Valério Mesquita

20/01/2017 13h23

Escritor titular desta coluna abre espaço para o Padre João Medeiros Filho escrever análise sobre a conjuntura atual de violência e desamparo.

Atualmente parece haver uma inversão de valores e da ética. Analistas comentam que é grande nossa insanidade. Elegemos – e consequentemente adquire foro privilegiado – quem nos furta e abusa do poder. Cultuamos muitos que nos desprezam e zombam de nossa boa fé. Desvalorizamos e marginalizamos quem nos ensina. Não damos a devida importância àqueles que nos protegem e por nós se sacrificam. No início do ano, a sociedade ouviu perplexa a declaração de Sidnei Ramis de Araújo (assassino da ex-mulher, do filho e mais dez pessoas, durante o réveillon, em Campinas/SP): "Não temo morrer ou ficar preso. Como prisioneiro terei três refeições completas, banho de sol, salário, não precisarei acordar cedo para ir trabalhar, terei os representantes dos direitos humanos me defendendo, também não perderei dois ou três meses do meu salário com impostos".

Está em evidência a discussão sobre o sistema prisional brasileiro. Segundo estimativas, o país abriga hoje mais de seiscentos mil presos. Combatem-se os efeitos da criminalidade, sem atingir as causas, dentre elas, desigualdade social, falta de emprego, baixa escolaridade. A solução será polvilhar nosso território de presídios? Há quem proponha privatizar nossas penitenciárias.
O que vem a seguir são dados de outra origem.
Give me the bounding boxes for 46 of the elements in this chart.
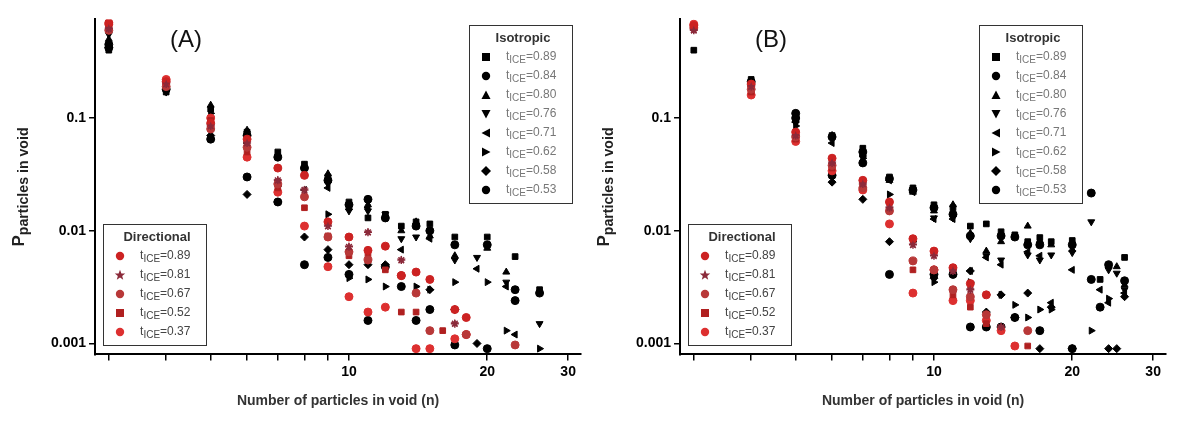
y-tick-label: 0.1 — [66, 108, 87, 125]
x-tick-label: 30 — [1145, 362, 1162, 379]
x-tick-label: 20 — [479, 362, 496, 379]
legend-label: t$_{ICE}$=0.76 — [1016, 105, 1067, 123]
legend-label: t$_{ICE}$=0.89 — [140, 247, 191, 265]
legend-label: t$_{ICE}$=0.37 — [725, 323, 776, 341]
x-axis-title: Number of particles in void (n) — [236, 392, 440, 409]
x-axis-title: Number of particles in void (n) — [821, 392, 1025, 409]
legend-label: t$_{ICE}$=0.89 — [725, 247, 776, 265]
legend-label: t$_{ICE}$=0.84 — [506, 67, 557, 85]
legend-label: t$_{ICE}$=0.81 — [725, 266, 776, 284]
y-tick-label: 0.1 — [651, 108, 672, 125]
legend-label: t$_{ICE}$=0.71 — [1016, 124, 1067, 142]
legend-label: t$_{ICE}$=0.53 — [1016, 181, 1067, 199]
legend-label: t$_{ICE}$=0.62 — [1016, 143, 1067, 161]
text: Isotropic — [1005, 30, 1061, 46]
legend-label: t$_{ICE}$=0.81 — [140, 266, 191, 284]
legend-label: t$_{ICE}$=0.84 — [1016, 67, 1067, 85]
legend-label: t$_{ICE}$=0.89 — [1016, 48, 1067, 66]
legend-label: t$_{ICE}$=0.62 — [506, 143, 557, 161]
legend-label: t$_{ICE}$=0.37 — [140, 323, 191, 341]
y-tick-label: 0.001 — [635, 334, 672, 351]
legend-label: t$_{ICE}$=0.52 — [140, 304, 191, 322]
legend-label: t$_{ICE}$=0.71 — [506, 124, 557, 142]
annotation: (A) — [170, 25, 203, 54]
legend-label: t$_{ICE}$=0.53 — [506, 181, 557, 199]
legend-label: t$_{ICE}$=0.67 — [725, 285, 776, 303]
text: Directional — [708, 229, 776, 245]
annotation: (B) — [755, 25, 788, 54]
legend-label: t$_{ICE}$=0.67 — [140, 285, 191, 303]
y-tick-label: 0.01 — [58, 221, 87, 238]
x-tick-label: 10 — [926, 362, 942, 379]
legend-label: t$_{ICE}$=0.80 — [1016, 86, 1067, 104]
legend-label: t$_{ICE}$=0.80 — [506, 86, 557, 104]
legend-label: t$_{ICE}$=0.89 — [506, 48, 557, 66]
legend-label: t$_{ICE}$=0.58 — [1016, 162, 1067, 180]
x-tick-label: 30 — [560, 362, 577, 379]
y-tick-label: 0.001 — [50, 334, 87, 351]
x-tick-label: 20 — [1064, 362, 1081, 379]
legend-label: t$_{ICE}$=0.58 — [506, 162, 557, 180]
x-tick-label: 10 — [341, 362, 357, 379]
y-tick-label: 0.01 — [643, 221, 672, 238]
text: Isotropic — [495, 30, 551, 46]
text: Directional — [123, 229, 191, 245]
legend-label: t$_{ICE}$=0.76 — [506, 105, 557, 123]
legend-label: t$_{ICE}$=0.52 — [725, 304, 776, 322]
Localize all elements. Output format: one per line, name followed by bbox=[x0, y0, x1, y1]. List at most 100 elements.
Mas, alguns apontam um perigo: as empresas administradoras dos cárceres receberão do Estado pagamento “per capita”. Assim, quanto mais cheia a prisão, melhor. E a reeducação? Especialistas afirmam que é preciso tirar os detentos da ociosidade e tornar as cadeias oficinas produtivas. Sugerem cursos profissionalizantes, assistência social e de saúde, ações educativas para mudar a mentalidade dos encarcerados, habilitando-os ao convívio social. E, uma vez comprovado o processo de ressocialização, proporcionar, de acordo com a lei, regressão da pena a cada etapa vencida. Eis a fala de alguns estudiosos, para os quais o problema é multidisciplinar: socioeconômico, psicológico, jurídico, religioso etc., alertando que não se pode permanecer na retórica inócua.

A Igreja ensina que, apesar dos crimes cometidos, a graça divina pode recuperar a dignidade humana. Lembra o ensinamento do Evangelho: “resgatar os cativos” (cfr. Lc 4, 18), não apenas da cadeia material, mas também da prisão interior, que os liga aos desvios sociais. De acordo com psicanalistas e sociólogos, dentre eles, o padre Bruno Trombetta (ex-coordenador da pastoral carcerária do Rio de Janeiro) “os mais extremados com o problema podem carregar em sua consciência a culpa ou o remorso de não ter sabido educar as pessoas, representadas nos apenados. Partem para um veemente libelo, que se torna muito mais a própria defesa, do que a dos presos”.

Todos são filhos de Deus. Há aqueles que questionam com sinceridade e retidão: a vida de milhões de desempregados, doentes, idosos, desassistidos... (que contribuíram ou ainda contribuem para o Estado) não deveria ter prioridade no debate nacional? Outros se interrogam: se o Estado não funciona para os cidadãos que trabalham, como há de ser para os presos? Por outro lado, existe uma pergunta que não se cala: que tratamento é dado às famílias dos que sofreram assaltos, torturas, estupros ou homicídios? O cardeal Evaristo Arns, na homilia da missa celebrada pelos mortos no motim de um presídio paulista, lembrou: “Choramos hoje nossos irmãos massacrados. Mas, não podemos ignorar as lágrimas de tantos órfãos e viúvas, suas vítimas”! O sociólogo François Houtart, em conferência na PUC/SP, exclamou: “Somos tentados às vezes a nos comover facilmente diante de algumas minorias. Isto é necessário. Mas, não podemos deixar sem resposta uma multidão que nos cobra direitos, sim direitos humanos”!

Quem luta por justiça, igualdade e melhores condições de vida, está ficando cético e cansado de batalhar em vão, enquanto os vilões continuam impunes. Parece que assistimos o enterro do aforisma: “O crime não compensa”. Oportunas e atuais as palavras de Ruy Barbosa: “De tanto ver... prosperar a desonra... crescer a injustiça... agigantarem-se os poderes nas mãos dos maus, o homem chega a desanimar da virtude, a rir-se da honra, a ter vergonha de ser honesto”.